Après la censure par le Conseil constitutionnel, le 7 août 2020, des dispositions de la loi instaurant des mesures de sûreté à l’encontre des auteurs d’infractions terroristes à l’issue de leur peine, le gouvernement revoit sa copie (pour être précis, le texte censuré avait pour origine une proposition de loi des députés du groupe LaREM). Le texte introduit une nouvelle "mesure judiciaire de réinsertion sociale antiterroriste", qui pourra être ordonnée aux détenus condamnés à une peine de prison supérieure ou égale à 5 ans (ou 3 ans cas de récidive), pour des faits de terrorisme, à leur sortie de prison lorsqu'ils présentent une particulière dangerosité caractérisée par une probabilité très élevée de récidive et par une adhésion persistante à une idéologie ou à des thèses incitant à la commission d'actes de terrorisme. Cette mesure pourra se traduire par l'obligation d'établir leur résidence dans un lieu déterminé, de répondre à des convocations (JAP, SPIP) ou de communiquer certains renseignements ou documents permettant le contrôle de leurs moyens d'existence et de l'exécution de leurs obligations, d'exercer une activité professionnelle ou de suivre une formation professionnelle, etc. Cette mesure pourra être prononcée pour une durée maximale d'un an, renouvelable pour la même durée dans la limite de 5 ans. Le texte prévoit que la violation de la mesure est punie d'un an d'emprisonnement et de 15.000 euros d'amende.
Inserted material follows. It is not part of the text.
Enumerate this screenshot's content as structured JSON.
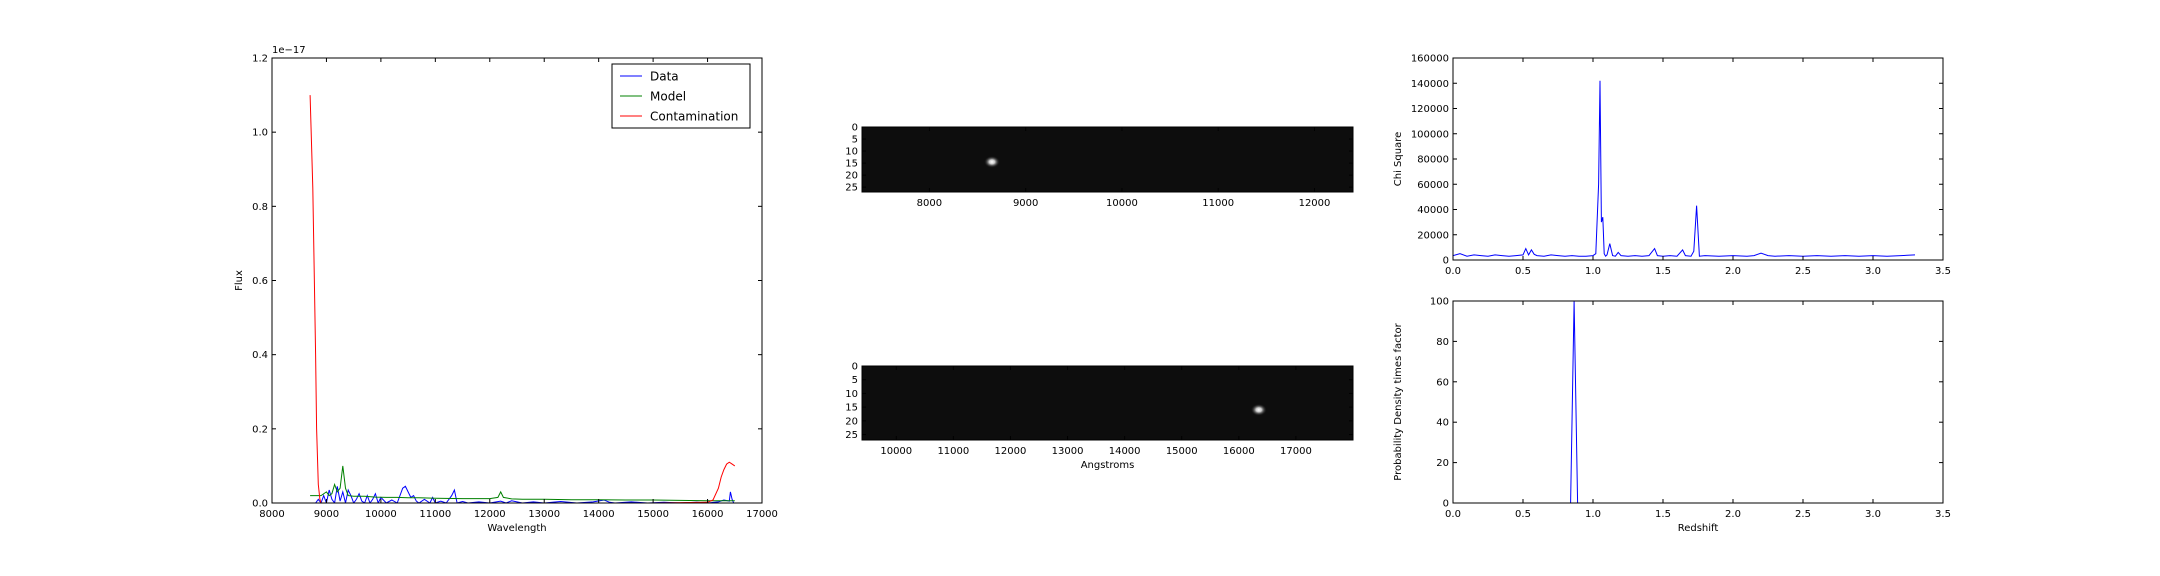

Ce dispositif – qui ne sera donc pas applicable aux détenus qui se radicaliseraient en prison – concernerait une centaine de détenus d'ici 2023.

Depuis le 1er novembre 2017, date d'entrée en vigueur de la loi Silt, 610 périmètres de protection ont été décidés (aucun n'est encore en vigueur à ce jour), 8 lieux de culte ont été fermés (dont 3 sont à nouveau ouverts), 430 micas ont été prononcées (dont 67 sont encore en vigueur) et 469 visites domiciliaires ont été effectuées, dont 293 depuis l'assassinat du professeur Samuel Paty le 16 octobre dernier.